Traffic on the Beltway I-495 on April 14, 2021 in Silver Spring, MD. Credit: Photo by Katherine Frey/The Washington Post via Getty Images

The state is advancing its American Legion Bridge and 270 Corridor Program–a project aimed at improving traffic congestion and transit in the region and replacing the American Legion Bridge–and Monday the Maryland Department of Transportation is hosting its first open house to gather public feedback on the project.

The meeting will be held from 6:30 to 8:30 p.m. at Bethesda-Chevy Chase High School, 4301 East-West Highway in Bethesda.

Those unable to attend in-person open houses can submit a survey and comment on the project online and explore the project in a virtual information room. The public opinion survey must be submitted by Dec. 15, according to MDOT. Comments can also be emailed to,

Three more open houses will be held in November and December for Maryland residents to attend, two of which will be in Montgomery County:

  • Nov. 15 from 6:30 to 8:30 p.m. at the DoubleTree Hotel in Gaithersburg, 620 Perry Parkway.
  • Dec. 2 from 10 a.m. to noon at Thomas S. Wootton High School in Rockville, 2100 Wootton Parkway.
  • There will also be an open house from 6:30 to 8:30 p.m. on Nov. 16 at Frederick High School, 650 Carroll Parkway in Frederick.
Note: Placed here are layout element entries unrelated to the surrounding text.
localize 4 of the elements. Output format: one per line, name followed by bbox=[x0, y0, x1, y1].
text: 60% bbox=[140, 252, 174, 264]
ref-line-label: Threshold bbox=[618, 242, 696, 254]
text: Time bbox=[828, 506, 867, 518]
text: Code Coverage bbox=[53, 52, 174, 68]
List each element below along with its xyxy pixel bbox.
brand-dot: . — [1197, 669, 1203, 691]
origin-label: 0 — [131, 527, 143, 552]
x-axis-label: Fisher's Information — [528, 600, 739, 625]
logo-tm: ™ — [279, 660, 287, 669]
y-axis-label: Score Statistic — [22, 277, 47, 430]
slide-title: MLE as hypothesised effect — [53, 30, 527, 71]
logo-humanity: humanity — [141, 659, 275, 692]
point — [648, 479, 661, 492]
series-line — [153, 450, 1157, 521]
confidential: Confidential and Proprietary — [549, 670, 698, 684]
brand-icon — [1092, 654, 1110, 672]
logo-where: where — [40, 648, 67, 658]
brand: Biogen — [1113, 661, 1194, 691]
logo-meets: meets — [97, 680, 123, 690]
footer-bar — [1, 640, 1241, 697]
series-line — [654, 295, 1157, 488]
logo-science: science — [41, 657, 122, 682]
According to a press release, MDOT is strongly encouraging participation in the open house meetings. Each meeting will have information stations staffed by program team members. The same information will be disseminated at each meeting and there will not be a formal presentation. Meeting materials can be found at this link.

In August, Governor Wes Moore (D) announced that the state will be moving forward with plans to address “mobility and access challenges along the American Legion Bridge, I-495 and I-270.”


To help fund the program, the state applied for a Multimodal Project Discretionary Grant from the U.S. Department of Transportation. The State Highway Administration requested $2.419 billion in funding, according to MDOT.

The state is working in partnership with Virginia and other local jurisdictions in pursuing the federal grant to make improvements such as: the reconstruction of the American Legion Bridge; the construction of managed lanes from the bridge to and on the I-270 West Spur; and improved bicycle and pedestrian access to connect Maryland and Virginia trail networks, a press release stated.

There are five areas of focus for the department of transportation within the program: transit and ride sharing, transit-oriented development, phased approach to managed lanes, a comprehensive planning strategy for I-270 and engagement on project delivery.


“Listening to communities, officials, business leaders and stakeholders is fundamental to understand the needs of those who travel the American Legion Bridge, I-495 and I-270 every day,” said Maryland Transportation Secretary Paul J. Wiedefeld, in an August press release. “Today, and for future generations, we must work as partners to create a balanced, multimodal network that provides transportation options across jurisdictional lines and across all modes.”